Saturday, November 19, 2011
Promise Me You Will Never Let Go: Role Reversal?
Above are two scenes from art.
Art, of course, is where we are free to envision the impossible. Art encapsulates science fiction and alternative historical endings. It argues for the future. It sees the impossible as present.
Yet, it is amazing how utterly... conventional... is the message encapsulated in the above pieces of art.
Feminism tells us that men and women are equal. Women can do anything men can do - only better - and while having babies and being morally superior. Because, while women will never lie about being raped, men will certainly lie about raping.
Yet, in the first scene, Enrique Iglesias gives his life for the woman that he is fleeing with. Eventually, running into a group of gangsters, he makes a willing decision to take his licks and sacrifice himself for the woman that he loves. He singlehandedly stands down a group of armed gangsters in defense of... a woman. The words roll easily from his lips, and the concept is something that we all comprehend and find not to be foreign in the least: "Let me be your hero."
In the second scene, after the breakup and sinking of the Titanic, Jack tells Rose to take a deep breath and trust him while leaping away from the sinking ship and swimming, hopefully, to safety. While all hell is breaking loose, Jack is thinking. While everyone is panicking, Jack is in a lower zone of existence, thinking five steps ahead to what the woman that he loves will need - to escape the undertow of the sinking boat, to reserve a big supply of oxygen, to find an ice floe upon which to await rescue, and to possess the resolve, in the form of a promise, to survive. Promise me, he demands of her, that you will never let go. Because you will survive. You will go on and have a bunch of babies and die an old woman in your warm bed. You won't die like this.
You won't die like I will... tonight.
Now, think with me.
Is it even intellectually possible to perform a role reversal in these two scenes?
Is it even theoretically possible that the woman could be singing to Enrique Iglesias, "Let me be your hero while I sacrifice my life in the midst of these crazed gangsters. Let me fight and die to protect you."
OK, stop chuckling.
Could any sane person conceive of Rose protecting Jack as the Titanic breaks up and sinks? Could any sane person conceive of Rose thinking of the undertow, the oxygen, the ice floe, and the need for resolve? Could any sane person conceive of Rose floating in the water with Jack on the floe, and while sacrificing herself for him, telling him that he would not die this way, on this night?
These pieces of art do not "perpetrate a sexist stereotype." They present the only view of reality that rational people could ever possess.
Because as we know, in history as in art, it was the men who stayed behind when the Titanic ran out of lifeboats, allowing the women and children to escape. It was only a man who could utter the phrase, "That's the end boys.
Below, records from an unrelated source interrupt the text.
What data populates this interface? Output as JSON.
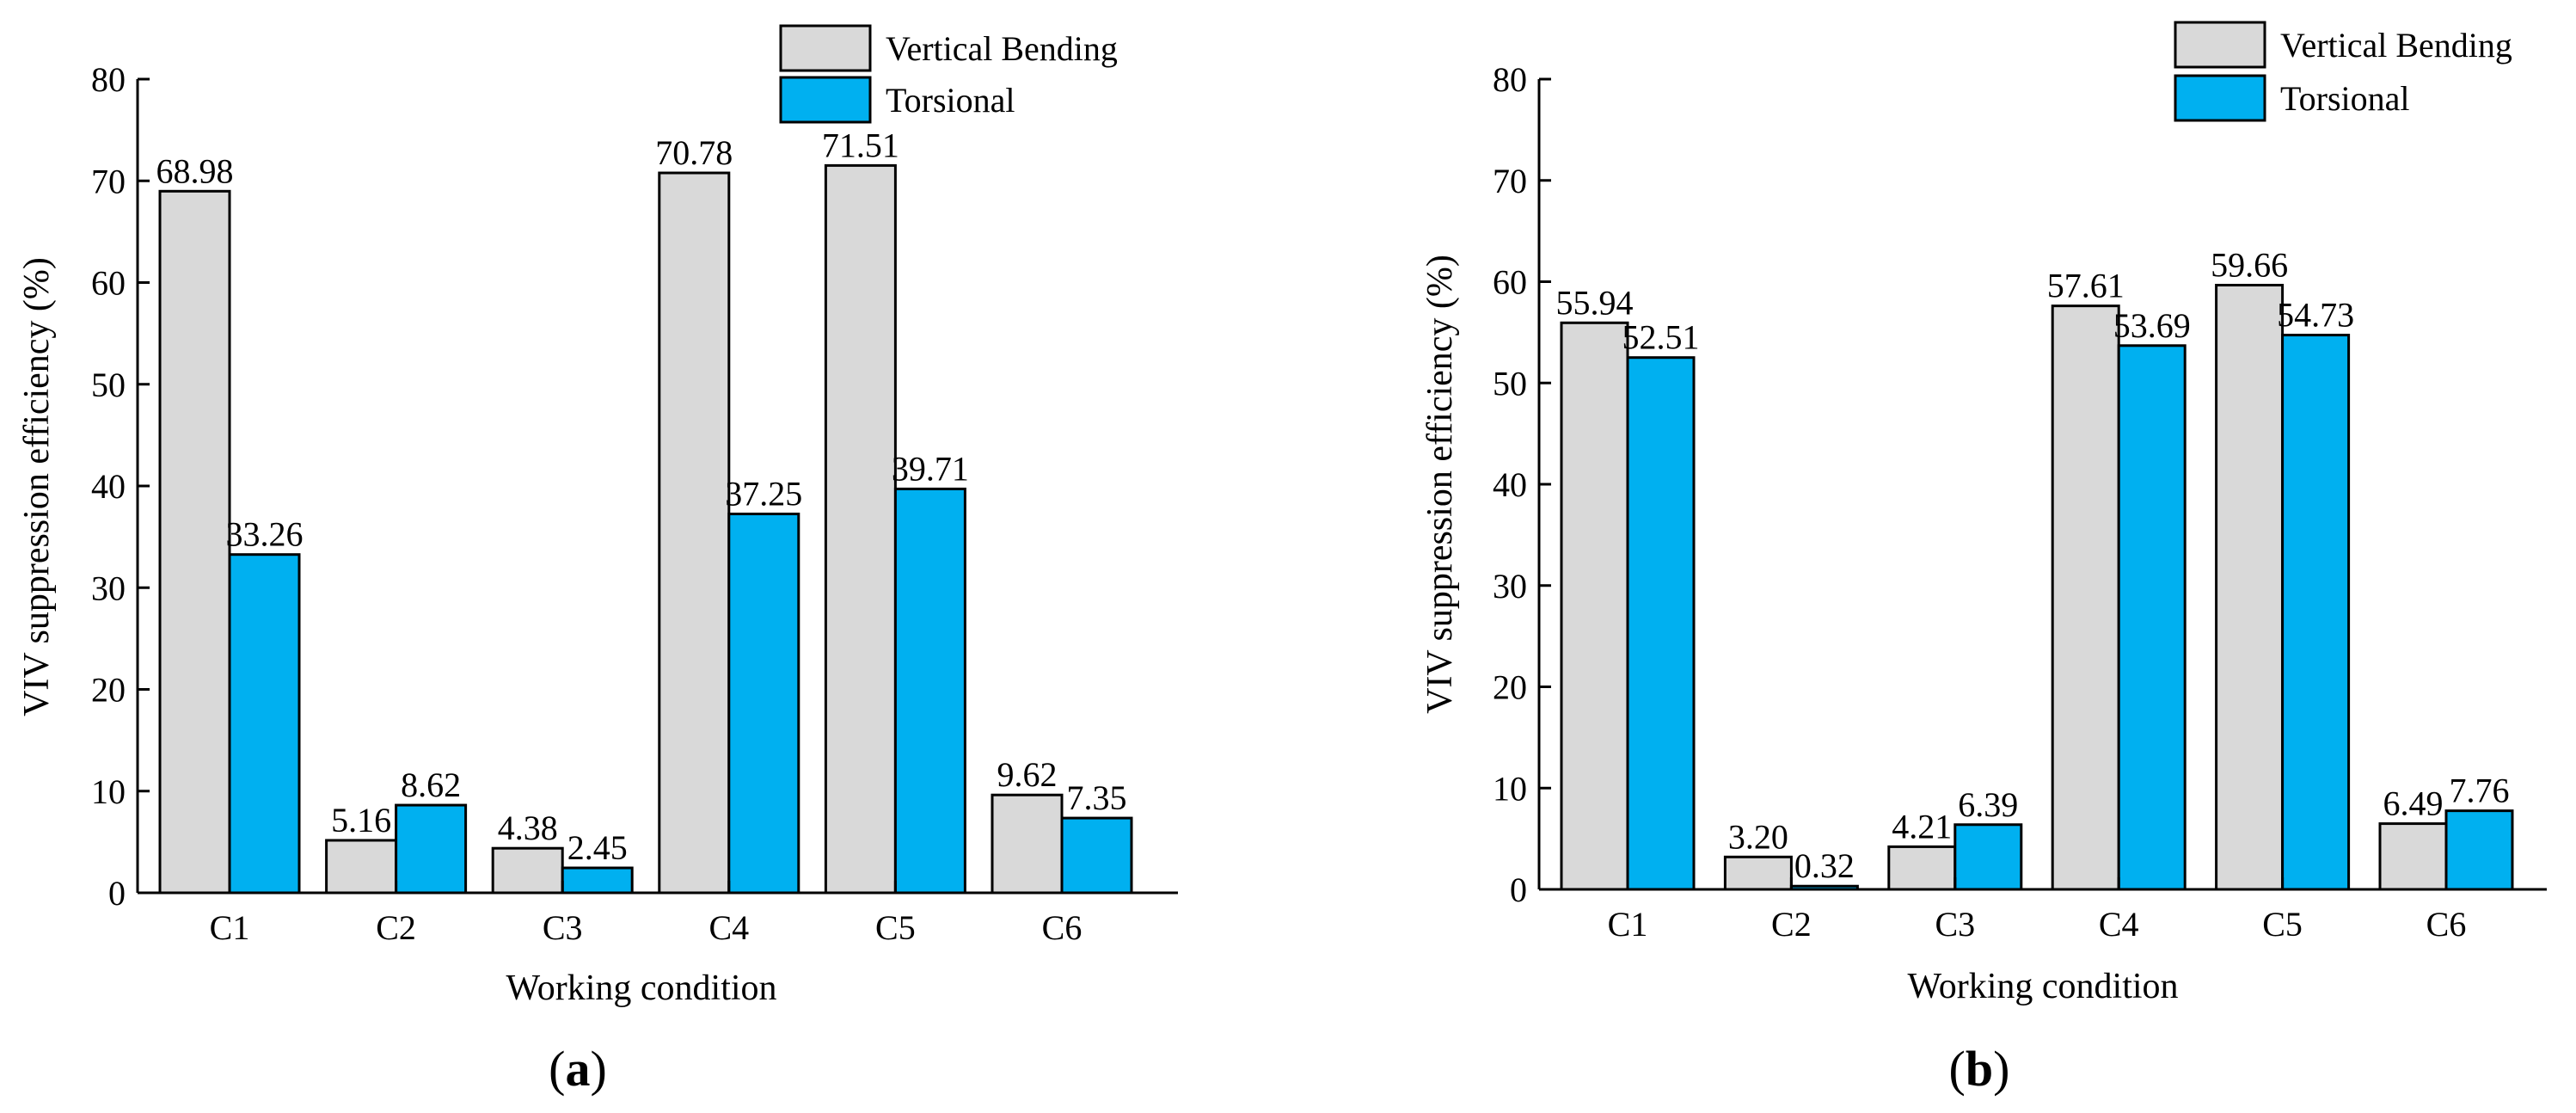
{
  "chart_data": [
    {
      "type": "bar",
      "panel_label": "a",
      "categories": [
        "C1",
        "C2",
        "C3",
        "C4",
        "C5",
        "C6"
      ],
      "series": [
        {
          "name": "Vertical Bending",
          "values": [
            68.98,
            5.16,
            4.38,
            70.78,
            71.51,
            9.62
          ],
          "labels": [
            "68.98",
            "5.16",
            "4.38",
            "70.78",
            "71.51",
            "9.62"
          ],
          "color": "#d9d9d9"
        },
        {
          "name": "Torsional",
          "values": [
            33.26,
            8.62,
            2.45,
            37.25,
            39.71,
            7.35
          ],
          "labels": [
            "33.26",
            "8.62",
            "2.45",
            "37.25",
            "39.71",
            "7.35"
          ],
          "color": "#00b0f0"
        }
      ],
      "xlabel": "Working condition",
      "ylabel": "VIV suppression efficiency (%)",
      "ylim": [
        0,
        80
      ],
      "yticks": [
        "0",
        "10",
        "20",
        "30",
        "40",
        "50",
        "60",
        "70",
        "80"
      ],
      "legend_position": "top-right",
      "grid": false
    },
    {
      "type": "bar",
      "panel_label": "b",
      "categories": [
        "C1",
        "C2",
        "C3",
        "C4",
        "C5",
        "C6"
      ],
      "series": [
        {
          "name": "Vertical Bending",
          "values": [
            55.94,
            3.2,
            4.21,
            57.61,
            59.66,
            6.49
          ],
          "labels": [
            "55.94",
            "3.20",
            "4.21",
            "57.61",
            "59.66",
            "6.49"
          ],
          "color": "#d9d9d9"
        },
        {
          "name": "Torsional",
          "values": [
            52.51,
            0.32,
            6.39,
            53.69,
            54.73,
            7.76
          ],
          "labels": [
            "52.51",
            "0.32",
            "6.39",
            "53.69",
            "54.73",
            "7.76"
          ],
          "color": "#00b0f0"
        }
      ],
      "xlabel": "Working condition",
      "ylabel": "VIV suppression efficiency (%)",
      "ylim": [
        0,
        80
      ],
      "yticks": [
        "0",
        "10",
        "20",
        "30",
        "40",
        "50",
        "60",
        "70",
        "80"
      ],
      "legend_position": "top-right",
      "grid": false
    }
  ]
}
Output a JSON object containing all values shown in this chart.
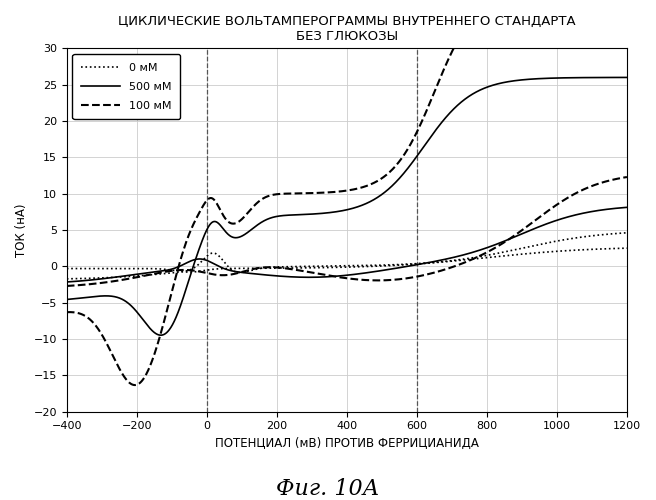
{
  "title": "ЦИКЛИЧЕСКИЕ ВОЛЬТАМПЕРОГРАММЫ ВНУТРЕННЕГО СТАНДАРТА\nБЕЗ ГЛЮКОЗЫ",
  "xlabel": "ПОТЕНЦИАЛ (мВ) ПРОТИВ ФЕРРИЦИАНИДА",
  "ylabel": "ТОК (нА)",
  "caption": "Фиг. 10А",
  "xlim": [
    -400,
    1200
  ],
  "ylim": [
    -20,
    30
  ],
  "xticks": [
    -400,
    -200,
    0,
    200,
    400,
    600,
    800,
    1000,
    1200
  ],
  "yticks": [
    -20,
    -15,
    -10,
    -5,
    0,
    5,
    10,
    15,
    20,
    25,
    30
  ],
  "vlines": [
    0,
    600
  ],
  "legend_labels": [
    "0 мМ",
    "500 мМ",
    "100 мМ"
  ],
  "legend_styles": [
    "dotted",
    "solid",
    "dashed"
  ],
  "background_color": "#ffffff",
  "line_color": "#000000",
  "title_fontsize": 9.5,
  "axis_label_fontsize": 8.5,
  "tick_fontsize": 8,
  "caption_fontsize": 16
}
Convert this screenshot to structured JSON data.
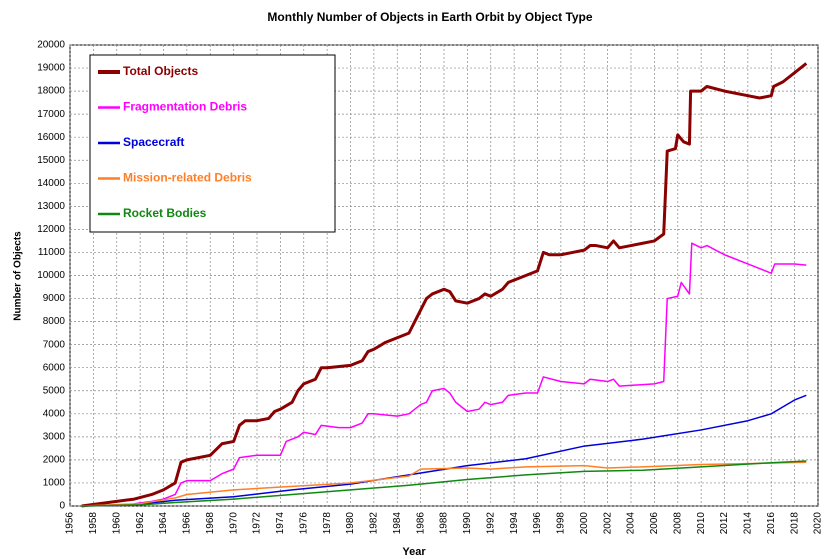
{
  "chart_data": {
    "type": "line",
    "title": "Monthly Number of Objects in Earth Orbit by Object Type",
    "x_label": "Year",
    "y_label": "Number of Objects",
    "xlim": [
      1956,
      2020
    ],
    "xticks": [
      1956,
      1958,
      1960,
      1962,
      1964,
      1966,
      1968,
      1970,
      1972,
      1974,
      1976,
      1978,
      1980,
      1982,
      1984,
      1986,
      1988,
      1990,
      1992,
      1994,
      1996,
      1998,
      2000,
      2002,
      2004,
      2006,
      2008,
      2010,
      2012,
      2014,
      2016,
      2018,
      2020
    ],
    "ylim": [
      0,
      20000
    ],
    "yticks": [
      0,
      1000,
      2000,
      3000,
      4000,
      5000,
      6000,
      7000,
      8000,
      9000,
      10000,
      11000,
      12000,
      13000,
      14000,
      15000,
      16000,
      17000,
      18000,
      19000,
      20000
    ],
    "grid": true,
    "legend": "upper left",
    "series": [
      {
        "name": "Total Objects",
        "color": "#8b0000",
        "width": 3,
        "x": [
          1957,
          1961.5,
          1963,
          1964,
          1965,
          1965.5,
          1966,
          1967,
          1968,
          1969,
          1970,
          1970.5,
          1971,
          1972,
          1973,
          1973.5,
          1974,
          1975,
          1975.5,
          1976,
          1977,
          1977.5,
          1978,
          1980,
          1981,
          1981.5,
          1982,
          1983,
          1984,
          1985,
          1985.5,
          1986,
          1986.5,
          1987,
          1988,
          1988.5,
          1989,
          1990,
          1991,
          1991.5,
          1992,
          1993,
          1993.5,
          1994,
          1995,
          1996,
          1996.5,
          1997,
          1998,
          1999,
          2000,
          2000.5,
          2001,
          2002,
          2002.5,
          2003,
          2004,
          2005,
          2006,
          2006.8,
          2007.1,
          2007.8,
          2008,
          2008.5,
          2009,
          2009.1,
          2010,
          2010.5,
          2012,
          2014,
          2015,
          2016,
          2016.2,
          2017,
          2018,
          2019
        ],
        "values": [
          0,
          300,
          500,
          700,
          1000,
          1900,
          2000,
          2100,
          2200,
          2700,
          2800,
          3500,
          3700,
          3700,
          3800,
          4100,
          4200,
          4500,
          5000,
          5300,
          5500,
          6000,
          6000,
          6100,
          6300,
          6700,
          6800,
          7100,
          7300,
          7500,
          8000,
          8500,
          9000,
          9200,
          9400,
          9300,
          8900,
          8800,
          9000,
          9200,
          9100,
          9400,
          9700,
          9800,
          10000,
          10200,
          11000,
          10900,
          10900,
          11000,
          11100,
          11300,
          11300,
          11200,
          11500,
          11200,
          11300,
          11400,
          11500,
          11800,
          15400,
          15500,
          16100,
          15800,
          15700,
          18000,
          18000,
          18200,
          18000,
          17800,
          17700,
          17800,
          18200,
          18400,
          18800,
          19200
        ]
      },
      {
        "name": "Fragmentation Debris",
        "color": "#ff00ff",
        "width": 1.5,
        "x": [
          1961.5,
          1963,
          1964,
          1965,
          1965.5,
          1966,
          1968,
          1969,
          1970,
          1970.5,
          1972,
          1974,
          1974.5,
          1975.5,
          1976,
          1977,
          1977.5,
          1979,
          1980,
          1981,
          1981.5,
          1982,
          1984,
          1985,
          1986,
          1986.5,
          1987,
          1988,
          1988.5,
          1989,
          1990,
          1991,
          1991.5,
          1992,
          1993,
          1993.5,
          1995,
          1996,
          1996.5,
          1998,
          2000,
          2000.5,
          2002,
          2002.5,
          2003,
          2006,
          2006.8,
          2007.1,
          2008,
          2008.3,
          2009,
          2009.2,
          2010,
          2010.5,
          2012,
          2014,
          2015,
          2016,
          2016.3,
          2018,
          2019
        ],
        "values": [
          100,
          200,
          300,
          500,
          1000,
          1100,
          1100,
          1400,
          1600,
          2100,
          2200,
          2200,
          2800,
          3000,
          3200,
          3100,
          3500,
          3400,
          3400,
          3600,
          4000,
          4000,
          3900,
          4000,
          4400,
          4500,
          5000,
          5100,
          4900,
          4500,
          4100,
          4200,
          4500,
          4400,
          4500,
          4800,
          4900,
          4900,
          5600,
          5400,
          5300,
          5500,
          5400,
          5500,
          5200,
          5300,
          5400,
          9000,
          9100,
          9700,
          9200,
          11400,
          11200,
          11300,
          10900,
          10500,
          10300,
          10100,
          10500,
          10500,
          10450
        ]
      },
      {
        "name": "Spacecraft",
        "color": "#0000dd",
        "width": 1.5,
        "x": [
          1957,
          1960,
          1962,
          1965,
          1970,
          1975,
          1980,
          1985,
          1990,
          1995,
          2000,
          2005,
          2010,
          2014,
          2016,
          2017,
          2018,
          2019
        ],
        "values": [
          0,
          20,
          80,
          250,
          400,
          700,
          950,
          1350,
          1750,
          2050,
          2600,
          2900,
          3300,
          3700,
          4000,
          4300,
          4600,
          4800
        ]
      },
      {
        "name": "Mission-related Debris",
        "color": "#ff7f27",
        "width": 1.5,
        "x": [
          1957,
          1962,
          1965,
          1966,
          1970,
          1975,
          1980,
          1985,
          1986,
          1990,
          1992,
          1995,
          2000,
          2002,
          2005,
          2010,
          2015,
          2019
        ],
        "values": [
          0,
          100,
          350,
          500,
          700,
          850,
          1000,
          1300,
          1600,
          1650,
          1600,
          1700,
          1750,
          1650,
          1700,
          1800,
          1850,
          1900
        ]
      },
      {
        "name": "Rocket Bodies",
        "color": "#118811",
        "width": 1.5,
        "x": [
          1957,
          1962,
          1965,
          1970,
          1975,
          1980,
          1985,
          1990,
          1995,
          2000,
          2005,
          2010,
          2015,
          2019
        ],
        "values": [
          0,
          50,
          150,
          300,
          500,
          700,
          900,
          1150,
          1350,
          1500,
          1550,
          1700,
          1850,
          1950
        ]
      }
    ]
  }
}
We've done our duty," and be satisfied - because only to men does duty matter more than life. And then, only men could finish their lives, waiting for drowning, by singing "Nearer My God to Thee." To postulate that women would stay behind and respond with such dignity and to imagine that women might show such preference for men is even beyond the bounds of legitimate art, which is built upon imagining the impossible.
The limitation, I suppose, is that the impossible has to be presented credibly to represent good art. And while the human mind can credibly conceive of a giant lizard persecuting Tokyo or a city without roads populated by hovercraft or even such odd ducks as a "Wookie," the human mind could never credibly imagine the above two scenes working out in any way other than the way in which they were presented.
The very idea, whether in either the case of armed thugs or a sinking ship, or in the case of history or of art, is more than the human mind can conceive. To even begin to postulate such a scene stretches the limits of sanity and believability. To try to reverse the roles in the above scenes would immediately turn a heroic music video into a gigglefest. It would turn a somber moment into a moment of comic relief. It is not that the role reversals won't happen - they couldn't happen.
Men and women are far too different. And in any moment of need in which a woman did not have a political axe to grind, like mere moments before perceived trouble or death, we all know that she would be turning to the nearest man for her salvation. To postulate any other denouement would far surpass even what we could conceive in science fiction.
Even in the realm of the imagination, we betray more unintentionally than we can ever muster by mouthing tired old feminist phrasings on purpose. The truth is, we all know that men and women are not the same, not equal, not whatever. And to try to pull off a scene that is heroic, dramatic, sad, or virtuous - even in the realm of art - it is necessary to cast the man as the hero, coming to the rescue of the fair maiden. That is, if one is to avoid having one's art degenerate into the boorish, the campy, the sophomoric, the psychotic, or simply the cartoonish. To try to imagine these two scenes ending consistently with the purported feminist world view would immediately elicit the challenge of, "You're kidding, right?" or a quick call to the nearest mental institution.
Even in the realm of art, where our task is the design of new possibilities and alternate realities, we recognize that every single affirmation of feminism is not just wrong, but inconceivably silly.